The following sections of this chapter describe the current uses of Big Data to develop conversational interfaces including speech recognition, natural language understanding, dialog management and optimization, context-awareness, emotion recognition, user adaptation and service personalization, multi-domain and multilingual services, proactiveness, and spoken language generation and synthesis.

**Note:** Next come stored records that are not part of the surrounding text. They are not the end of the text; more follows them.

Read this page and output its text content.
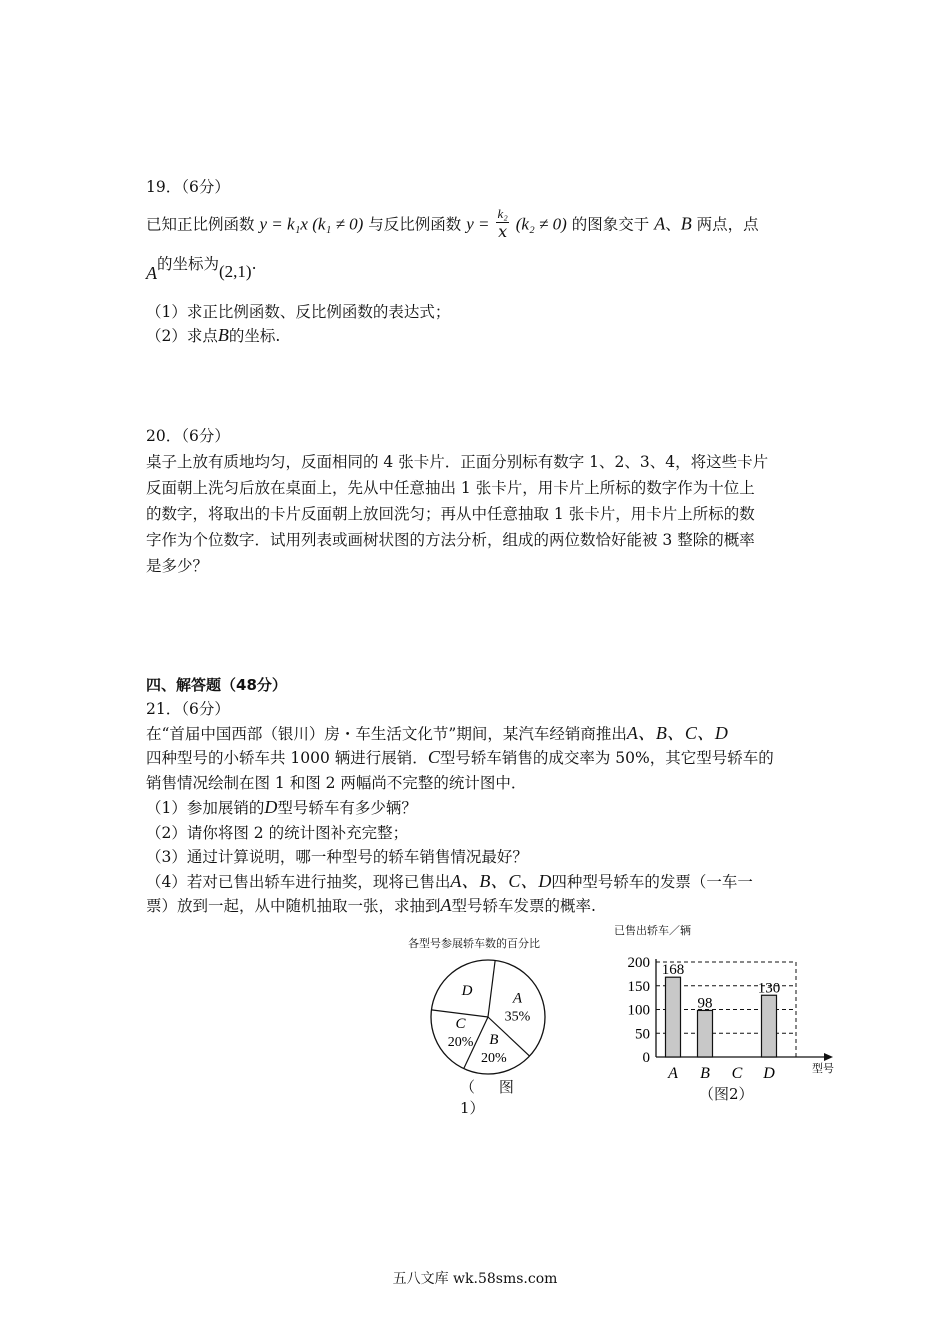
19．（6分）
已知正比例函数 y = k₁x (k₁ ≠ 0) 与反比例函数 $y = \frac{\text{k₂}}{x} (k_2 \ne 0)$ 的图象交于 A、B 两点，点
A的坐标为(2,1).
（1）求正比例函数、反比例函数的表达式；
（2）求点B的坐标.
20．（6分）
桌子上放有质地均匀，反面相同的 4 张卡片．正面分别标有数字 1、2、3、4，将这些卡片
反面朝上洗匀后放在桌面上，先从中任意抽出 1 张卡片，用卡片上所标的数字作为十位上
的数字，将取出的卡片反面朝上放回洗匀；再从中任意抽取 1 张卡片，用卡片上所标的数
字作为个位数字．试用列表或画树状图的方法分析，组成的两位数恰好能被 3 整除的概率
是多少？
四、解答题（48分）
21．（6分）
在“首届中国西部（银川）房・车生活文化节”期间，某汽车经销商推出A、B、C、D
四种型号的小轿车共 1000 辆进行展销．C型号轿车销售的成交率为 50%，其它型号轿车的
销售情况绘制在图 1 和图 2 两幅尚不完整的统计图中．
（1）参加展销的D型号轿车有多少辆？
（2）请你将图 2 的统计图补充完整；
（3）通过计算说明，哪一种型号的轿车销售情况最好？
（4）若对已售出轿车进行抽奖，现将已售出A、B、C、D四种型号轿车的发票（一车一
票）放到一起，从中随机抽取一张，求抽到A型号轿车发票的概率.
各型号参展轿车数的百分比
A
35%
B
20%
C
20%
D
（     图
1）
已售出轿车／辆
0
50
100
150
200 168
A
98
B C
130
D	型号
（图2）
五八文库 wk.58sms.com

2 Spoken Language Recognition

As described in the introduction section, speech recognition is the process of obtaining the text string corresponding to an acoustic input [45, 55, 78]. It is a highly complex task, as there is a great deal of variation in input characteristics, which can differ according to the linguistics of the utterance, the speaker, the interaction context and the transmission channel. Different aspects that are usually taken into account when classifying ASR systems are the kind of users supported (user-independent or user-dependent systems), style of speech supported (recognizers isolated words, connected words or continuous speech), or vocabulary size (small, medium, or large vocabulary).

The complexity of the recognition task lies in several problems: the acoustic variability (each person pronounces sounds differently when speaking), acoustic confusion (many words sound similar), the coarticulation problem (the characteristics of spoken sounds may vary depending on neighboring sounds), out of vocabulary words and spontaneous speech (interjections, pauses, doubts, false starts, repetitions of words, self-corrections, etc.), and environmental conditions (noise, channel distortion, bandwidth limitations, etc.). For these reasons, it is very important to try to detect and correct errors generated during the ASR process, since the output of the ASR is the starting point of the other modules in a spoken dialog system.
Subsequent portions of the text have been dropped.